Pour les développeurs, la limite de fiabilité compte

La reconstruction est utile comme carte d’ingénierie, mais risquée si elle est considérée comme une copie exacte du produit. Elle aide à analyser un assistant serveur typique, doté d’outils et d’un connecteur X, sans prouver l’origine de chaque choix d’implémentation.

Je commencerais par déterminer où s’arrête le comportement observable de l’API et où débutent les hypothèses de l’auteur. J’examinerais ensuite la gestion des erreurs, les conversions de formats et la séparation entre instructions système et données des outils. C’est généralement à ces jonctions que les wrappers agentiques révèlent leur véritable architecture.

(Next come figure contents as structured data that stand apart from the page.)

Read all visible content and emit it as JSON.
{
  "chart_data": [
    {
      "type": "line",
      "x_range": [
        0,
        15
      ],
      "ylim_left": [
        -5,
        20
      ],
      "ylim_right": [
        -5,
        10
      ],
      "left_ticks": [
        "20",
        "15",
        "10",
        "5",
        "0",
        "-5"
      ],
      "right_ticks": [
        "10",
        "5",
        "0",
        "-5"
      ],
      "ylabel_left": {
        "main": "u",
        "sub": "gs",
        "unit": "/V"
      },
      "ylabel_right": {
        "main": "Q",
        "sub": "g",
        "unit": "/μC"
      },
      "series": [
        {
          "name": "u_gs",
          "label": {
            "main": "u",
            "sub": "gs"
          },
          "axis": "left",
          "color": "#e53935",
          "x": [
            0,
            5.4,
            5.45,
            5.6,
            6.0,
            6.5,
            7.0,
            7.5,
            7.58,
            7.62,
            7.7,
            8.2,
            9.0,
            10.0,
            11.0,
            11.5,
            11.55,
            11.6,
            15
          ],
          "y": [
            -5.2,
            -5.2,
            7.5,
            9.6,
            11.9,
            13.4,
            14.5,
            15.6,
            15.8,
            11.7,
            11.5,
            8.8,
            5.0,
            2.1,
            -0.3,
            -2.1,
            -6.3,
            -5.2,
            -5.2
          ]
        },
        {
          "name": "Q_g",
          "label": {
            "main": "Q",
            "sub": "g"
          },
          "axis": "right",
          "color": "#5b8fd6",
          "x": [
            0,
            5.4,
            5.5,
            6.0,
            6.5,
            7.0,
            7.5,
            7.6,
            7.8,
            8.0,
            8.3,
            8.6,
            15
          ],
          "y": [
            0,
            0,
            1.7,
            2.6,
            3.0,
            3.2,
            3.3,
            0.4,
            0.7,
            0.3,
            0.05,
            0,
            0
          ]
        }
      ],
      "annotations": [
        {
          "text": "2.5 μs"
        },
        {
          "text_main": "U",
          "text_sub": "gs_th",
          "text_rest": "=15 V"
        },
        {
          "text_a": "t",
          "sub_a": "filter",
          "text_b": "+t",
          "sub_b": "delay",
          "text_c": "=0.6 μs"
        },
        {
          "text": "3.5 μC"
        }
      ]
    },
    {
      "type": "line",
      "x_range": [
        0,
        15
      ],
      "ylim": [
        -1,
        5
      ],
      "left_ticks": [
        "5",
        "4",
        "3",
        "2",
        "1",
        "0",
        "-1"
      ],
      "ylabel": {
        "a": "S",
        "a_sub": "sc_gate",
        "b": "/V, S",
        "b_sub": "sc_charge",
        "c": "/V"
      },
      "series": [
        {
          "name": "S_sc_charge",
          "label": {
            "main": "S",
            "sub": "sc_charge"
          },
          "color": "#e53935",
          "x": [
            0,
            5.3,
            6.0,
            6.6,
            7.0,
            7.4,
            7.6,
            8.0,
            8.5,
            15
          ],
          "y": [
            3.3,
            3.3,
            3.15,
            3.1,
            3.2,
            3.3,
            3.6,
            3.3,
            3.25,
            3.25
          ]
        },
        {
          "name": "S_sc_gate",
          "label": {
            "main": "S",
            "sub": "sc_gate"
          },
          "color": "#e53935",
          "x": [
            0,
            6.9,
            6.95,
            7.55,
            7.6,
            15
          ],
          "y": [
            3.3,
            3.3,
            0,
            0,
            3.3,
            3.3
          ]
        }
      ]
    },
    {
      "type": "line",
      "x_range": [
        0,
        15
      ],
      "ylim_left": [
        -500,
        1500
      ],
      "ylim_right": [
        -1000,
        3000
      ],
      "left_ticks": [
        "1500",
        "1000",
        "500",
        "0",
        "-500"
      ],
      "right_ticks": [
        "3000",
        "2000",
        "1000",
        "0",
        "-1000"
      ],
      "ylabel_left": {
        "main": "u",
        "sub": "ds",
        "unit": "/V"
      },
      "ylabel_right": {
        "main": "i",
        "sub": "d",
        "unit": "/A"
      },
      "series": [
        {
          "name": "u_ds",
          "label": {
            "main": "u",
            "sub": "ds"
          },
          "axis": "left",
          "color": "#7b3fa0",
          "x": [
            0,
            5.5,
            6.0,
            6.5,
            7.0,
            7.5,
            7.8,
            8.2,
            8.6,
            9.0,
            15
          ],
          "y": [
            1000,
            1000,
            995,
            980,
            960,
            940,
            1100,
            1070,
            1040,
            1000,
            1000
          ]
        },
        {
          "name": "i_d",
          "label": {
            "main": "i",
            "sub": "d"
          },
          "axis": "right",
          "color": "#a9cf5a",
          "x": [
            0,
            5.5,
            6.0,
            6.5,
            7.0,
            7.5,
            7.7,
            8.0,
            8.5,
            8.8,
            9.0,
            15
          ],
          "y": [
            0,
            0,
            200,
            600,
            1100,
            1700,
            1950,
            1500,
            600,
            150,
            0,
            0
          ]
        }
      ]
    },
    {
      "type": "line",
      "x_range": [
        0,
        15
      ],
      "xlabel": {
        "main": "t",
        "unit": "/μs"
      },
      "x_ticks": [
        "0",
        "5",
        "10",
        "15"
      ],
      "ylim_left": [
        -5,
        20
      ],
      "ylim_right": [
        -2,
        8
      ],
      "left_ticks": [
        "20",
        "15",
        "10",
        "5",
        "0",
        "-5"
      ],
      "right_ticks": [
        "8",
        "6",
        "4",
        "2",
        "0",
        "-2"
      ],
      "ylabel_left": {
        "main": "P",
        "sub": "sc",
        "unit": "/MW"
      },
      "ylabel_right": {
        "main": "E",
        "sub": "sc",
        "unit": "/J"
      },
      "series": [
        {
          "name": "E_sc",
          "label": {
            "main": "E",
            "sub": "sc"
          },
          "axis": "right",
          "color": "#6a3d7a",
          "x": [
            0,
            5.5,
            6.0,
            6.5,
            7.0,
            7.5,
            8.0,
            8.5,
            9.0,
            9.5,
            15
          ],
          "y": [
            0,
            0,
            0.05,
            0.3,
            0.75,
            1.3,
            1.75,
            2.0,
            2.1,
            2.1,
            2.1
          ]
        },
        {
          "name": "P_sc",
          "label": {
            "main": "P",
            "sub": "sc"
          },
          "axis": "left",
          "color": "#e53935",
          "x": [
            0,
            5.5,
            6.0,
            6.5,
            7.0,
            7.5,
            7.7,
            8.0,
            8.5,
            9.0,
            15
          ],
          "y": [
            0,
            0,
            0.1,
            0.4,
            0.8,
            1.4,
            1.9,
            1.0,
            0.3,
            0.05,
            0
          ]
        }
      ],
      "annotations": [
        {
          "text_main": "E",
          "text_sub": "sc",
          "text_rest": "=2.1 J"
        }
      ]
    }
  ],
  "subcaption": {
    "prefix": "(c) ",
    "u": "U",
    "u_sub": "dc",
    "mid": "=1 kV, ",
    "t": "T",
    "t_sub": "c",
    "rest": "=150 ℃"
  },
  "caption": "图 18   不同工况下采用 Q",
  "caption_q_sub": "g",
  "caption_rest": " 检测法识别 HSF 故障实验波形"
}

Pour les chercheurs, c’est un bon matériau pour formuler des hypothèses, non pour affirmer que les rouages internes de Grok sont exposés. La question essentielle reste moins la ressemblance externe du code que les parties réellement validées par le comportement du système en production.

Nous avons déjà étudié comment Claude Code emploie des agents parallèles pour vérifier les pull requests et détecter les race conditions. Le code reconstruit de Grok Bot permet de comparer les approches d’ingénierie utilisées par d’autres outils d’IA destinés aux développeurs.